Often the excuse given by the Chinese for insisting that their children go to vernacular schools and for more such schools to be built is the poor quality of national schools. Surely the solution is not to build more racially-segregated schools but to join hands with Malays and Indians in insisting and ensuring that the quality of national schools be improved for the benefit of children of all ethnicities.
• Nowadays there are Malays sending their children to SRJK(C) because of the quality of the education there and the ability to speak and write Mandarin is an important skill in 21st century due to emergence of PRC. Even the Caucasians are at it.

• As for national schools, before we even talk about all races joining hands to improve their quality, issues involving Siti Inshah, Iskandar bin Fadeli , and the other guy in Kedah remained unresolved satisfactorily.

If the Deputy Prime Minister cum Education Minister dare not act against such agents of disharmony, how can we instill confidence in parents and students?

"Education minister has no power to act against officers, says Muhyiddin"

When a “Mandarin speakers only” requirement is stated in job advertisements, even for jobs which do not conceivably require much language skills, that surely is equivalent to saying “Chinese only”.
• Nonsense, Mandarin Speaking is a skill set. “Bumiputra is encouraged to apply” statement definitely specify the correct race is a prerequisite but Mandarin Speakers only means people who can speak Mandarin.

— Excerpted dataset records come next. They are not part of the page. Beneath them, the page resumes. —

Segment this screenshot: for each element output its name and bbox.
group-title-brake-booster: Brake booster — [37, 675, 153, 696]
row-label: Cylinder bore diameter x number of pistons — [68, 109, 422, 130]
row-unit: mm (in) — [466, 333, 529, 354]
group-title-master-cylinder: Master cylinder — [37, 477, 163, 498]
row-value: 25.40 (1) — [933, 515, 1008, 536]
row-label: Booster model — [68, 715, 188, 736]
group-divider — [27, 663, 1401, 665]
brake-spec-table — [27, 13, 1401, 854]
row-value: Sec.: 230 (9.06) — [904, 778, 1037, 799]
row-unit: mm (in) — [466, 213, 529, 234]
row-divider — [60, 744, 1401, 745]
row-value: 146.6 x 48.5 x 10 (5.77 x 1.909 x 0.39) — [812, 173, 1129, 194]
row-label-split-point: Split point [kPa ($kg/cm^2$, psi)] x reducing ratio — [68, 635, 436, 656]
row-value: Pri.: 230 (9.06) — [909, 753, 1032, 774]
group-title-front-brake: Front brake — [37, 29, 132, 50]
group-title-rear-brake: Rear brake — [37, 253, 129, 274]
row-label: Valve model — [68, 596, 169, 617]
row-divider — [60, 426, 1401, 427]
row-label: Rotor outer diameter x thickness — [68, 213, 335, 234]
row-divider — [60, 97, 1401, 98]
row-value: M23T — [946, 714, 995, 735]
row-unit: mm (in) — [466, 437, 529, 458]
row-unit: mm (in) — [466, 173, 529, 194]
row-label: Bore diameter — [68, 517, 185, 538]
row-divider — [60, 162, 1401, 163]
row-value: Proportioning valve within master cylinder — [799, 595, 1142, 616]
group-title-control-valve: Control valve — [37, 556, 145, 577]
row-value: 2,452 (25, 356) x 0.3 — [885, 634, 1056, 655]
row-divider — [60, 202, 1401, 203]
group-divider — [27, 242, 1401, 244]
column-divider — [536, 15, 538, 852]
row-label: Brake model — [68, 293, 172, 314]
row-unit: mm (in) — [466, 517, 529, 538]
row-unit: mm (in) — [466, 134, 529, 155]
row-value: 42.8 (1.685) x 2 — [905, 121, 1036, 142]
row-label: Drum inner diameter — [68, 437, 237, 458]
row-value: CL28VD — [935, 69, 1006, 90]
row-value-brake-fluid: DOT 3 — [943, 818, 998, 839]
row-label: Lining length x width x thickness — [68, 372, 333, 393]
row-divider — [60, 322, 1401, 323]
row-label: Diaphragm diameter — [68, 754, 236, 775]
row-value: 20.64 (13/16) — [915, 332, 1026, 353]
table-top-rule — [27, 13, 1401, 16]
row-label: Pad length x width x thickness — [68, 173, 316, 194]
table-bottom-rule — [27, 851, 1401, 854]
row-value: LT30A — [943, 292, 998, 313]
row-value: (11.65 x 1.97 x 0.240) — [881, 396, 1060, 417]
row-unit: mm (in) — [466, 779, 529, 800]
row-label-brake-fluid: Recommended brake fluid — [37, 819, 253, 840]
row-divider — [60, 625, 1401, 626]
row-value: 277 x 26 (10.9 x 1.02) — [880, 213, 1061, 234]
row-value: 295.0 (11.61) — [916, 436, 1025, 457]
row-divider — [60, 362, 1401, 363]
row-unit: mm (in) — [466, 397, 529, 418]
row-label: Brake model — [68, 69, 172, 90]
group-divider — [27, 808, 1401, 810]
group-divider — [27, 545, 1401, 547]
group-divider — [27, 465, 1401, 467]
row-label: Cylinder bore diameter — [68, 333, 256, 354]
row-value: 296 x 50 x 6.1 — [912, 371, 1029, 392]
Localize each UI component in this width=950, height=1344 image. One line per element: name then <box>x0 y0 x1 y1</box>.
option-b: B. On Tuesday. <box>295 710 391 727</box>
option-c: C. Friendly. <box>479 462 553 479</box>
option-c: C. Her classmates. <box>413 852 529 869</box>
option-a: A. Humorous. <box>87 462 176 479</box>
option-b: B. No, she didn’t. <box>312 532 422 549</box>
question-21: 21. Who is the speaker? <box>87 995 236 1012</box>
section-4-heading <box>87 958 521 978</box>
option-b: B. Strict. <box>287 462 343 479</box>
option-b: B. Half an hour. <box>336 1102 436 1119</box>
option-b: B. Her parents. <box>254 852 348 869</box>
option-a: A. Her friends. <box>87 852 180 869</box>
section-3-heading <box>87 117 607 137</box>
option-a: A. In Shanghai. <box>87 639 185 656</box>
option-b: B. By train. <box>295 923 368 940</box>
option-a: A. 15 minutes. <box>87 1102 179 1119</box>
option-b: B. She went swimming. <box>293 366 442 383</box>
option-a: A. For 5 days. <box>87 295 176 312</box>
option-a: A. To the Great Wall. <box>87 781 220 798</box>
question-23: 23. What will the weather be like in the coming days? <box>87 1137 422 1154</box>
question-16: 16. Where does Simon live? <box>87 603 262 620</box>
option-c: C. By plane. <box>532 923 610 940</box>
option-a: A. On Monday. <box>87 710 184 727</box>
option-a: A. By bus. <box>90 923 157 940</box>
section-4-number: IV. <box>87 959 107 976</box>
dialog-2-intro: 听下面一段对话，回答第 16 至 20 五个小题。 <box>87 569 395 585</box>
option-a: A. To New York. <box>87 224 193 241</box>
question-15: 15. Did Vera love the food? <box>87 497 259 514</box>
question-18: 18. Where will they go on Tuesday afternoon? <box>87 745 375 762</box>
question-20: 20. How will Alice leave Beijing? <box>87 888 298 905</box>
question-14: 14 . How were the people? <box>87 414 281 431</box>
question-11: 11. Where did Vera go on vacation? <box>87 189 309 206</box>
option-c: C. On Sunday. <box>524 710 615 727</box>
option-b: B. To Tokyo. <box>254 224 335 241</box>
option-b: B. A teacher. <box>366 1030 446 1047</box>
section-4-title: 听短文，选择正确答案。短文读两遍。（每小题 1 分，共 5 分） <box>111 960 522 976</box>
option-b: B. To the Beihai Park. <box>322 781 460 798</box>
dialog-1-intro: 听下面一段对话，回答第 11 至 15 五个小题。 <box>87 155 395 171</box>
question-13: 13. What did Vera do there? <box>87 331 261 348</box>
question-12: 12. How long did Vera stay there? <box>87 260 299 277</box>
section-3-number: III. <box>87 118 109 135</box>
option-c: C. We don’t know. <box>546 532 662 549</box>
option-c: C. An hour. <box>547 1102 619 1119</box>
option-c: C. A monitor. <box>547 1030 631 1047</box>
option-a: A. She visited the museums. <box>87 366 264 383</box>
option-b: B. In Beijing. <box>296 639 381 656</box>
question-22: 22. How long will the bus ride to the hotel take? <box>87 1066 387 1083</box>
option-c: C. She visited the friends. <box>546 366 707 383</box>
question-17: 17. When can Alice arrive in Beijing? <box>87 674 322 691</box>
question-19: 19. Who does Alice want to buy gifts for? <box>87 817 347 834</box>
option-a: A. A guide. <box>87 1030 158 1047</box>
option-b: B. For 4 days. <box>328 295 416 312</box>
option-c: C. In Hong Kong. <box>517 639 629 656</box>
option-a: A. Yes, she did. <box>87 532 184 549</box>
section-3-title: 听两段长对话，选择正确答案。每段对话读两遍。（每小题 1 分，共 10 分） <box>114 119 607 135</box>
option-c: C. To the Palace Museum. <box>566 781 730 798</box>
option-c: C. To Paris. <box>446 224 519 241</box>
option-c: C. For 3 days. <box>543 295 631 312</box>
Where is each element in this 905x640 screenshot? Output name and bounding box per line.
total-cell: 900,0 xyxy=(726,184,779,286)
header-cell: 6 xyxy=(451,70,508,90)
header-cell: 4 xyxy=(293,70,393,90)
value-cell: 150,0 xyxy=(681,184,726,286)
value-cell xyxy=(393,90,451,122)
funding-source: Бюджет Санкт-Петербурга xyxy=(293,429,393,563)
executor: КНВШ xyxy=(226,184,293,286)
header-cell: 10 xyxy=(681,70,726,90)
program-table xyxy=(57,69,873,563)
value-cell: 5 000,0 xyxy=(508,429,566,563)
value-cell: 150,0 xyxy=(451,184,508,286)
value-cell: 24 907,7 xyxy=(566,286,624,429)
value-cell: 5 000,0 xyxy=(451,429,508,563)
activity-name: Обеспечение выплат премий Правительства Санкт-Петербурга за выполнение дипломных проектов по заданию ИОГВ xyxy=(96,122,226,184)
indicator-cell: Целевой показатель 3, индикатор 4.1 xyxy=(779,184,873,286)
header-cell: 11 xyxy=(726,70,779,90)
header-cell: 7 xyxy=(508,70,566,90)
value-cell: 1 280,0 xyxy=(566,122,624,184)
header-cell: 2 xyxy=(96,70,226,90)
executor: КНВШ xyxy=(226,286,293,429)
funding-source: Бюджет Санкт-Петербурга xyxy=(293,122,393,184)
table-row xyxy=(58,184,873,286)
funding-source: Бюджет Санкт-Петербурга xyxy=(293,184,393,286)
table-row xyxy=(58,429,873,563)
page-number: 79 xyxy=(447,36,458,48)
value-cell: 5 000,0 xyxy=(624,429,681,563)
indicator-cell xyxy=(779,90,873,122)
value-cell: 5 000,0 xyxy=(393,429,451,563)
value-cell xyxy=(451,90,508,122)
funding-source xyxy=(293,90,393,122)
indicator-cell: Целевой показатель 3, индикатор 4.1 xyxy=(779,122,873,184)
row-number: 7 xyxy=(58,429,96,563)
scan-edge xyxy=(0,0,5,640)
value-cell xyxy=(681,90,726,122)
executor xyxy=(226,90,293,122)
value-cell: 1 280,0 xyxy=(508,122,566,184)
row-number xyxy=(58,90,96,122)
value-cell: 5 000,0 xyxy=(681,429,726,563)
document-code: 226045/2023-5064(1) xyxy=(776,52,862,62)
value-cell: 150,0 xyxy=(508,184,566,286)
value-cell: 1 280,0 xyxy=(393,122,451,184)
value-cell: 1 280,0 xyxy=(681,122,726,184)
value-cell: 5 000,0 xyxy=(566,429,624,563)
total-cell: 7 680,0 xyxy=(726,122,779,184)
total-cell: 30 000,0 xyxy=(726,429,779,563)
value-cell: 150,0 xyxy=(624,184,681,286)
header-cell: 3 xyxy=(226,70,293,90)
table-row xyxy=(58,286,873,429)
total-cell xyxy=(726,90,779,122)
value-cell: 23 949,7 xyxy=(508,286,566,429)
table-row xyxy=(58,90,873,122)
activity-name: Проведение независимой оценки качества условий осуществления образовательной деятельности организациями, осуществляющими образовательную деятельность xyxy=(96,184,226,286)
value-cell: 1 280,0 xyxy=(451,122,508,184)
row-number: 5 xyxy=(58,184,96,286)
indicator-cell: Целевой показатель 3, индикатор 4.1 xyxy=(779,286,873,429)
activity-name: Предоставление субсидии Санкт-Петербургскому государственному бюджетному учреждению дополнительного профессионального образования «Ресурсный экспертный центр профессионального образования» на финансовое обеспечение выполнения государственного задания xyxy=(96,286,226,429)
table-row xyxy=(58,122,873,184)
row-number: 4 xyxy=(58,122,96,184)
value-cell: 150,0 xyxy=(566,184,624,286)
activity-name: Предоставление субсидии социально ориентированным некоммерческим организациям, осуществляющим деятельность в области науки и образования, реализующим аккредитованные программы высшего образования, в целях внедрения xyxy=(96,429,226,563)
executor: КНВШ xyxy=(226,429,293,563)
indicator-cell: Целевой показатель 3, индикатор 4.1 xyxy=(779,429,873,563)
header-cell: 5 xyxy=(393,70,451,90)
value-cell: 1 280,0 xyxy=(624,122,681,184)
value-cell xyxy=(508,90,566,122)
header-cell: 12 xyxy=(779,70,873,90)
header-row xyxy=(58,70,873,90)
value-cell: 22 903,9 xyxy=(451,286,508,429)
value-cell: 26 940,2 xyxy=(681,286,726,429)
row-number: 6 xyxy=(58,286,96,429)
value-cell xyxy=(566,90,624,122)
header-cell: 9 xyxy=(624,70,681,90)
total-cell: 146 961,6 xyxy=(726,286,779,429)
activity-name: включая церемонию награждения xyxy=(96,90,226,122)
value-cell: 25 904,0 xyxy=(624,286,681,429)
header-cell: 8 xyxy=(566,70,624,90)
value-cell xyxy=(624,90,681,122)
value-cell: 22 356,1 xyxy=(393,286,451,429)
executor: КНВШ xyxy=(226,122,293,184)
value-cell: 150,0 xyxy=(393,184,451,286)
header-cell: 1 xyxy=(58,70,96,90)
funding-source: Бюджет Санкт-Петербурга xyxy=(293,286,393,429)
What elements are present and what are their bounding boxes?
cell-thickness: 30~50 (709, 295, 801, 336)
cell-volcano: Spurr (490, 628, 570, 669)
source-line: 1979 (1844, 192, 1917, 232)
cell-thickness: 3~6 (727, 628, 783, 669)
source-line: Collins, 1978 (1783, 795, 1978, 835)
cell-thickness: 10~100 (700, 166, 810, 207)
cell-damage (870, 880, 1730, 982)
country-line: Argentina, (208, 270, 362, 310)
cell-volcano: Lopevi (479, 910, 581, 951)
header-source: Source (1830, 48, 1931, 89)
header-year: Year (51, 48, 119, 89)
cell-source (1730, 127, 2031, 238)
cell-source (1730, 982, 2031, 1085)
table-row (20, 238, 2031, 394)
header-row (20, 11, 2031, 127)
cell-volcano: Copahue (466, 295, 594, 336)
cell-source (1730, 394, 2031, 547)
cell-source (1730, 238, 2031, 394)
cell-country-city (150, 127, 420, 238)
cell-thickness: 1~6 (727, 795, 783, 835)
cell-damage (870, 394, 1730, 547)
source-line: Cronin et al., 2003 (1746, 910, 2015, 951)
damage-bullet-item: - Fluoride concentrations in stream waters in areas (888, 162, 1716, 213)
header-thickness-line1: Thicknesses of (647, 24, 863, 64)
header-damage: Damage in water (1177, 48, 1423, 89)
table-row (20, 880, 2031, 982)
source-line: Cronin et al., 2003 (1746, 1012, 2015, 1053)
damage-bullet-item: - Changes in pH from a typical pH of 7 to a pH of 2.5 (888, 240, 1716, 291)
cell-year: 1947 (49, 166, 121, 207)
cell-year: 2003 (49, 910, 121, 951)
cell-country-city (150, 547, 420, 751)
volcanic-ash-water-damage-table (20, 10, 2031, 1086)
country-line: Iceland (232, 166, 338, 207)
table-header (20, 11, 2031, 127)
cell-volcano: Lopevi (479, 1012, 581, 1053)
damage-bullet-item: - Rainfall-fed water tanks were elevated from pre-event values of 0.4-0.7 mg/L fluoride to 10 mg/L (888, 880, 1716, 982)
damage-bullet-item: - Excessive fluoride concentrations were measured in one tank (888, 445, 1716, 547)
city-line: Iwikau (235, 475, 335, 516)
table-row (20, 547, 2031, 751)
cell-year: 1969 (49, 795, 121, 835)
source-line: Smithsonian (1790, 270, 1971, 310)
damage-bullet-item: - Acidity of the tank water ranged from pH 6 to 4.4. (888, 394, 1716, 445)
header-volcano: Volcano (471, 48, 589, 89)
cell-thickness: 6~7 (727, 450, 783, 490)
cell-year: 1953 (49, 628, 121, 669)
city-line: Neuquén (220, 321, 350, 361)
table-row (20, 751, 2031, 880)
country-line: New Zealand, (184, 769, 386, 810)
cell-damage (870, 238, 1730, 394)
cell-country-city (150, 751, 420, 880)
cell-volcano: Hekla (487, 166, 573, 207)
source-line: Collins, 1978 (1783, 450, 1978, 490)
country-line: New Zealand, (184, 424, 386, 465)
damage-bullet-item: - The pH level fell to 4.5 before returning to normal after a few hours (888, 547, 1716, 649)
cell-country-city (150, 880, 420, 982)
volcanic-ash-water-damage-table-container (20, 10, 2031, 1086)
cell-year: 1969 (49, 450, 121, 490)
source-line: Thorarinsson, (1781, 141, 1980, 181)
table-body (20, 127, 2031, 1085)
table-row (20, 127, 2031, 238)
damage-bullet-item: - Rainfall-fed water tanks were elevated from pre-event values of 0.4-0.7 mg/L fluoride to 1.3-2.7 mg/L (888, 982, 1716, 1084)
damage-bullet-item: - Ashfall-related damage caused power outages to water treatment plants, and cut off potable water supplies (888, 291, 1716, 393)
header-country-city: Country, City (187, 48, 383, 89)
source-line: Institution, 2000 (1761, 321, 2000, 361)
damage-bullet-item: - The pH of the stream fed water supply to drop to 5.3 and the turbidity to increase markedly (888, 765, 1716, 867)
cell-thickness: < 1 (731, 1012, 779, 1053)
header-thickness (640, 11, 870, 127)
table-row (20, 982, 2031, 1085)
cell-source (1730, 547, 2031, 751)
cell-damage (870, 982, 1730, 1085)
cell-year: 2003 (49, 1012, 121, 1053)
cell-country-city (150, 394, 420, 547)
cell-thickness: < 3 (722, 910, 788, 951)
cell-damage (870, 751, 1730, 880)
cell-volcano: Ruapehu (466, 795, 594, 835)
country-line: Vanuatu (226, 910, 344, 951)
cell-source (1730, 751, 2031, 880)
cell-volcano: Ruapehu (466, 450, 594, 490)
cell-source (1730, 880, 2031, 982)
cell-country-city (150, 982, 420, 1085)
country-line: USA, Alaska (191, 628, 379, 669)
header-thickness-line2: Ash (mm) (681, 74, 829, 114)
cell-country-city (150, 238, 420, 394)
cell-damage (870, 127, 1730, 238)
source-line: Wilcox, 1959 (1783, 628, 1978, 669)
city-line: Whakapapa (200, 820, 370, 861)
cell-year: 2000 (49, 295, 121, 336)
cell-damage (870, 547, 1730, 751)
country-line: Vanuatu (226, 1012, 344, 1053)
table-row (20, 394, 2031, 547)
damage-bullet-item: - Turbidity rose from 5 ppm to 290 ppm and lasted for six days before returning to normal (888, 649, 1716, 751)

If Mandarin speaking is required for operational reasons, for instance, liasing with investors, customers, suppliers and staff from China and Taiwan, it is reasonable for employers to hire communication skills. Again, Umar probably do not know the operational requirement of the position advertised and yet form such a general and slanderous comment.

It is really Katak Bawah Tempurung to disregard the importance of learning Chinese language and culture as the PRC, like it or not, is the key economic player in decades to come.

I have yet to hear of any Chinese leader asking that the Chinese to join in and contribute towards the betterment of national schools.
• We are already paying taxes that goes to national schools without problem

Vernacular schools do not have secured and stable source of funding hence required countless annual fund raising activities. This is the result of Malaysia’s political landscape; it is necessary for the Chinese community to spend more resource on preserving the vernacular schools as they are left to their own devices. Surely one cannot be denied the chance of self preservation?

• If anything, in DAP’s Economic Bureau’s alternative budget for 2010, DAP (happily slandered as “Chinese Party” by certain people) proposed RM250 million to secure public amenities for neglected primary and secondary schools, book vouchers amounting to RM160 million for household with income below RM1,000 among other initiatives to strengthen education sector of Malaysia.